At the Mall of America in a suburb just south of Minneapolis, shoppers walk 1.15 miles just to make their way around a single level of the sprawling shopping destination visited by 40 million people every year. And with multiple floors in total comprising around 5.6 million square feet of total building area—enough to fit nine Yankee Stadiums—some might find it handy to have a digital guide for navigating the nation's largest shopping center.
The mall—call MoA by the locals—has partnered with IBM to integrate the company's Watson technology to create a "mobile concierge" that helps shoppers make their way around. Using Watson's conversational API, a holiday-themed chatbot—fittingly named "E.L.F." (short for Experience List Formulator)—helps guests plan a personalized shopping experience based on whatever they're looking for.
E.L.F., created in partnership with Satisfi, guides guests through a series of questions related to how much time they have to spend and what types of activities they're looking for. (After all, the Mall of America has a Nickelodeon theme park on the inside—along with a Lego play area and aquarium.) The chatbot, available on Facebook and via mobile browser, then offers a selection of retailers, rides and other activities during the allotted time period.
"The holiday season is upon us and, for many, this represents the most hectic shopping period of the year," Don White, CEO of Satisfi, wrote. "Whether you're navigating crowded shopping centers or debating what gifts to buy, the in-store experience can be particularly overwhelming."
E.L.F. is just one of a number of chatbots that retailers have begun using for the holiday shopping season to integrate artificial intelligence. (Working with Snaps, Nordstrom also created a digital shopping assistant for the holiday season with its first chatbot on Facebook Messenger and Kik.)

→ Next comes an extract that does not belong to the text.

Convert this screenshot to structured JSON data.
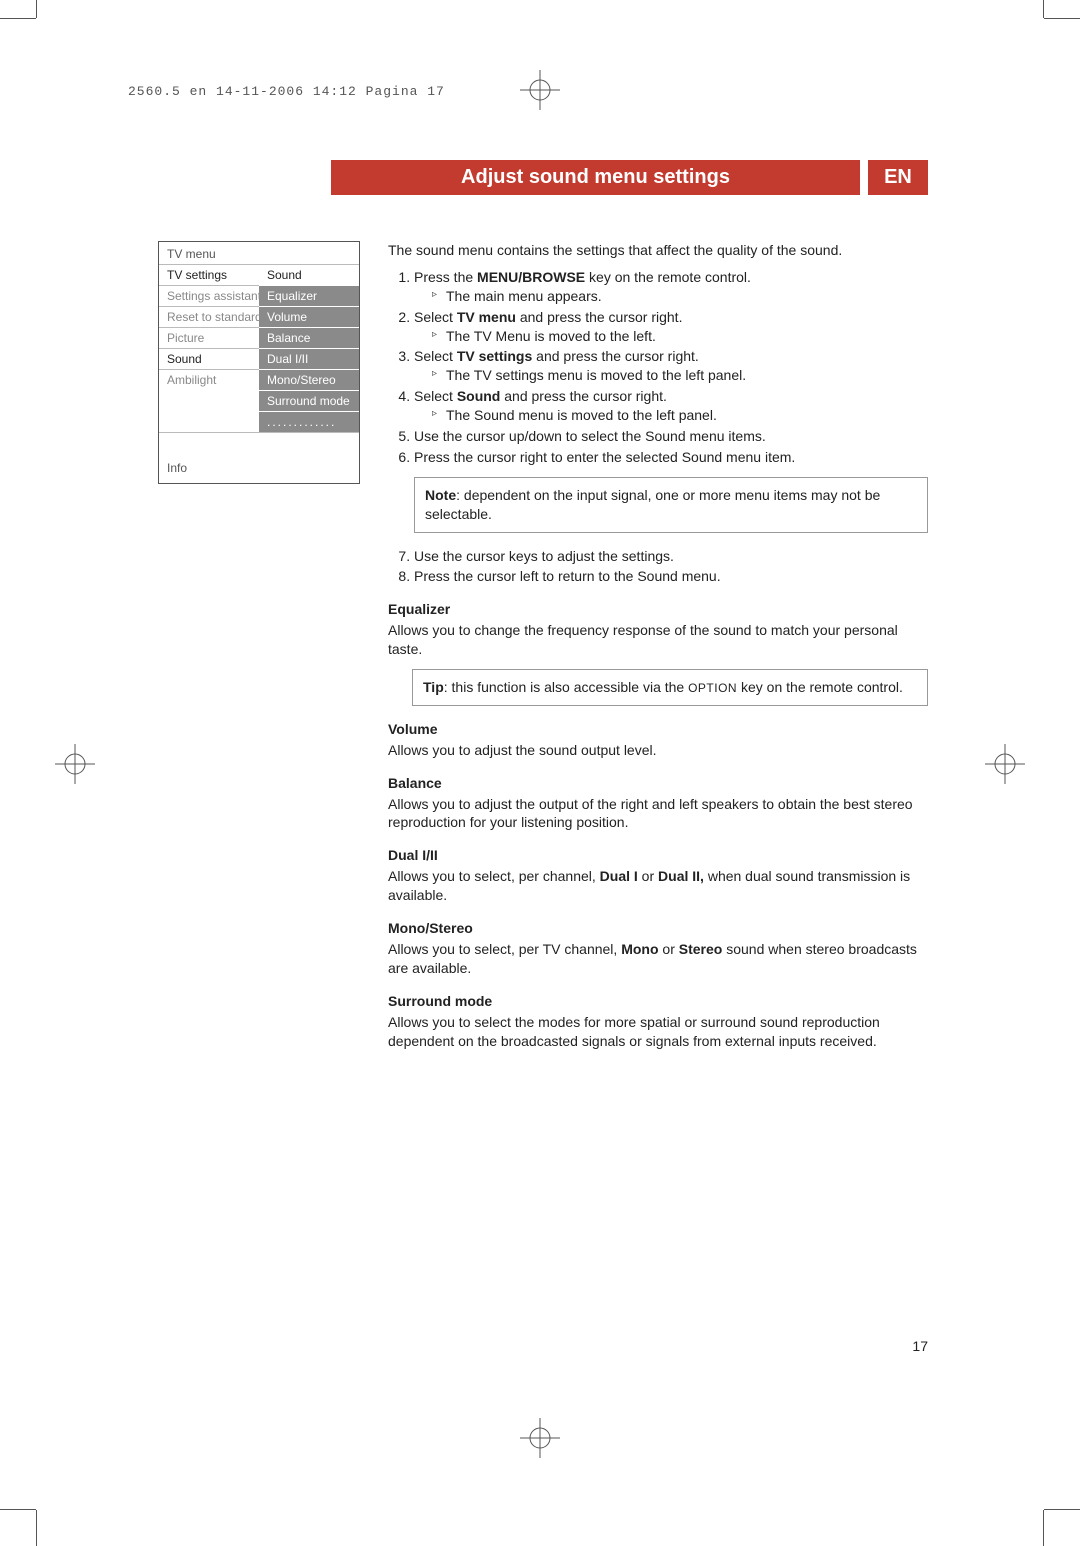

Along with E.L.F., Satisfi and Watson also created a similar bot for Fashion Island in Newport Beach, Calif. The bot, named "At Your Service," takes an text message approach to help guests know where to eat, where a brand's store is located or where to find a specific item of clothing.
"For guests at Fashion Island who want to know where they can grab a burger or sushi, or where they can find a cocktail dress for their holiday parties, the answers are now available via text message," White wrote. "Guests simply text (949) 734-7364 and ask anything from 'Where is Neiman Marcus located?' to 'Where are the restrooms?'"
Having gained popularity over the course of 2016—thank to launches by Kik, Skype and Facebook—this year is the closest chatbots have ever been to being in vogue. And while the IBM chatbots are built as shopping guides, new data suggests shoppers might actually be ready to buy from bots as well. According to research released this week from DigitasLBi and Harris Poll, more than a third of U.S shoppers surveyed said they'd be willing to purchase something through a chatbot and spend as much as $55.80 on a purchase.
Bots are by no means as popular Legos or Tickle-Me-Elmos. In fact, only one in five Americans have even heard of chatbots, despite big brands like Uber and 1-800-Flowers debuting their own with various functions earlier in the year. However, that doesn't mean they're not interested. According to the research, 48 percent of millennials surveyed said they have received recommendations from a chatbot or would be willing to in the future. What's more is that nearly two thirds (59 percent) of all people surveyed said they'd be up for receiving offers and coupons.
According to Jill Sherman, svp of social strategy at DigitasLBi, regardless of whether a bot is acting as an assistant, concierge or some other form of service provider, if a consumer sees a clear benefit, they're going to be more likely to purchase.
But not all bot news is entirely promising. Like many types of technology, a bad first impression could shut them down for a while. Digitas and Harris Poll found that around 73 percent of people said they would not use a brand's chatbot a second time if something went wrong right away. Consumers in higher income brackets also seem to be more bot-averse, with 28 percent of those with household incomes above $100,000 said bots feel invasive if they remember past interactions. (That number falls to 20 percent for households earning less than $50,000.)
"Smartphone users want fewer apps doing more work, and chatbots are one way of making that possible," Sherman said in a statement about the research findings. "But for retailers to benefit from the bot opportunity, they need to convince consumers that commerce through a chat interface—instead of a traditional website or app—is as easy as texting a friend, but with more perks."